Well-definedness of the order of a meromorphic differential on an algebraic curve

Question

$\def\sO{\mathcal{O}}$In Serre's Algebraic Groups and Class Fields, Ch. II, no. 7, we find the definitions of (i) the meromorphic differentials on an algebraic variety $X$ (this is denoted $D_k(F)$ below; Serre calls them rational differentials) and (ii) assuming $\dim X=1$, the order of a meromorphic differential form $\omega\in D_k(F)$ at a simple (i.e., non-singular) point $P\in X$ (denoted $v_P(\omega)$ below):

Recall briefly the general notion of a differential on an algebraic variety $X$: First of all, if $F$ is a commutative algebra over a field $k$, we have the module of $k$-differentials of $F$, written $D_k(F)$; it is an $F$-module, endowed with a $k$-linear map $$ d: F \rightarrow D_k(F), $$ satisfying the usual condition $d(x y)=x \cdot d y+y \cdot d x$. The $d x$ for $x \in F$ generate $D_k(F)$ and $D_k(F)$ is the "universal" module with these properties. For more details, see [11], exposé 13 (Cartier).
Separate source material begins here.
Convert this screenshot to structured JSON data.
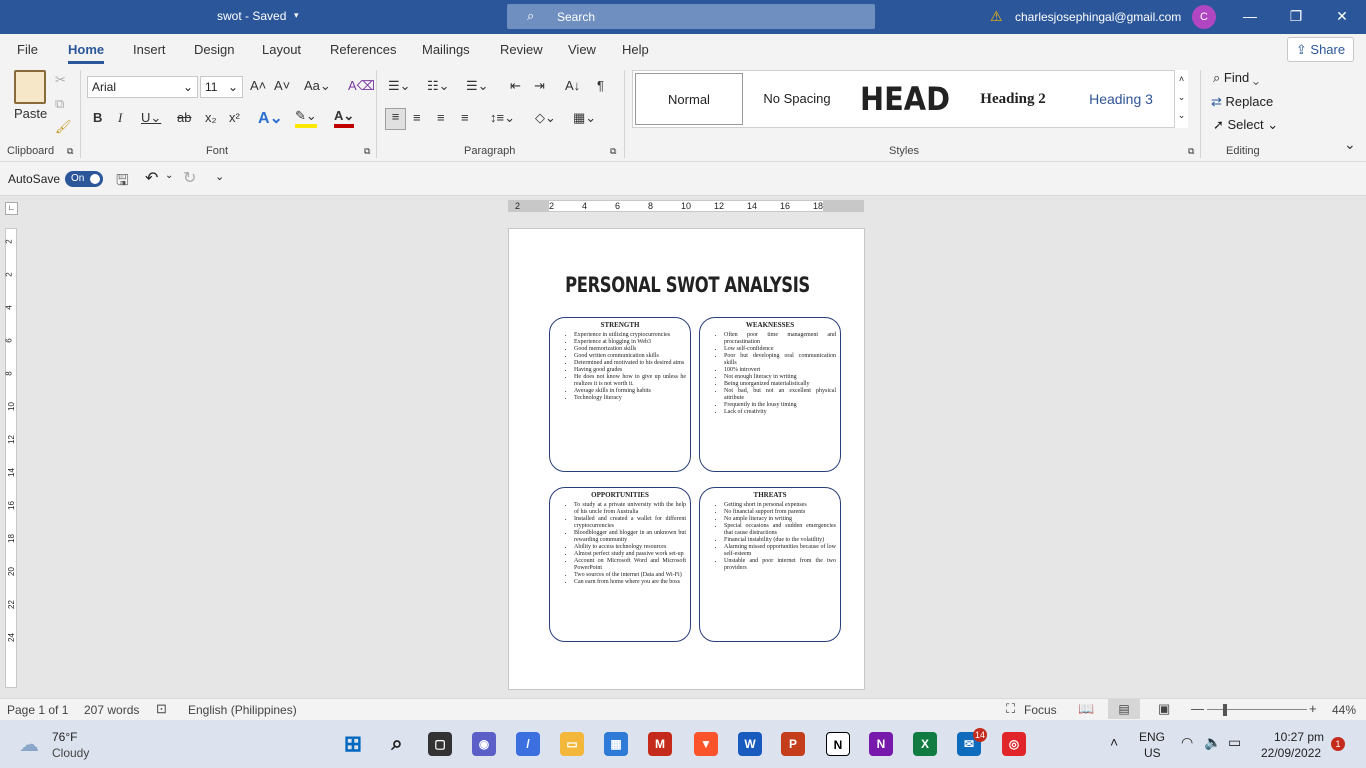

These remarks apply in particular to the local rings $\mathcal{O}_P$ and to the field of rational functions $F=k(X)$ of an algebraic variety $X$ (of any dimension $r$). Reducing to the affine case, one immediately checks that the $\underline{\Omega}_P=D_k\left(\mathcal{O}_P\right)$ form a coherent algebraic sheaf on $X$; furthermore $$ D_k(F)=D_k\left(\mathcal{O}_P\right) \otimes_{ \mathcal{O}_P} F . $$ If $P$ is a simple point of $X$ and if $t_1, \ldots, t_r$ form a regular system of parameters at $P$, the $d t_i$ form a basis of $D_k\left(\mathcal{O}_P\right)$; this can be seen, for example, by applying thm. 5 of exposé 17 of the Seminar cited above. Thus the sheaf of $\underline{\Omega}_P$ is locally free over the open set of simple points of $X$ (it thus corresponds to a vector bundle which is nothing other than the dual of the tangent space).

Now if we come back to the case of a curve satisfying the conditions of no. 1, we see that, in this case, $D_k(F)$ is a vector space of dimension $1$ over $F=k(X)$ and that the sheaf $\overline{\Omega}$ of the $\underline{\Omega}_P$ is a subsheaf of the constant sheaf $D_k(F)$. If $t$ is a local uniformizer at $P$, the differential $dt$ of $t$ is a basis of the $\sO_P$-module $\underline{\Omega}_P$ and it is also a basis of the vector $F$-vector space $D_k(F)$. Thus if $\omega\in D_k(F)$, we can write $\omega=fdt$, with $f\in F$. Then supposing $\omega\neq 0$, we put $$ v_P(\omega)=v_P(f). $$ one sees immediately that this definition is indeed invariant, i.e., independent of the choice of $dt$.

I don't understand the very last sentence. How does one prove invariance? Suppose $s\in\sO_P$ is another uniformizer, so that $s=ut$, where $u$ is a unit of $\sO_P$, and that for $\omega\in D_k(F)$, we have $fdt=\omega=gds$, where $f,g\in F$. Why is then $v_P(f)=v_P(g)$? One has $ds=udt+tdu$, but I don't know how to exploit this.

Answer 1

As $\Omega_P$ is generated by $dt$ as an $\mathcal{O}_P$-module, we can write $du=fdt$ for some $f\in\mathcal{O}_P$. Then $ds=(u+tf)dt$, and so the valuation of $u+tf$ is zero, as is the valuation of 1.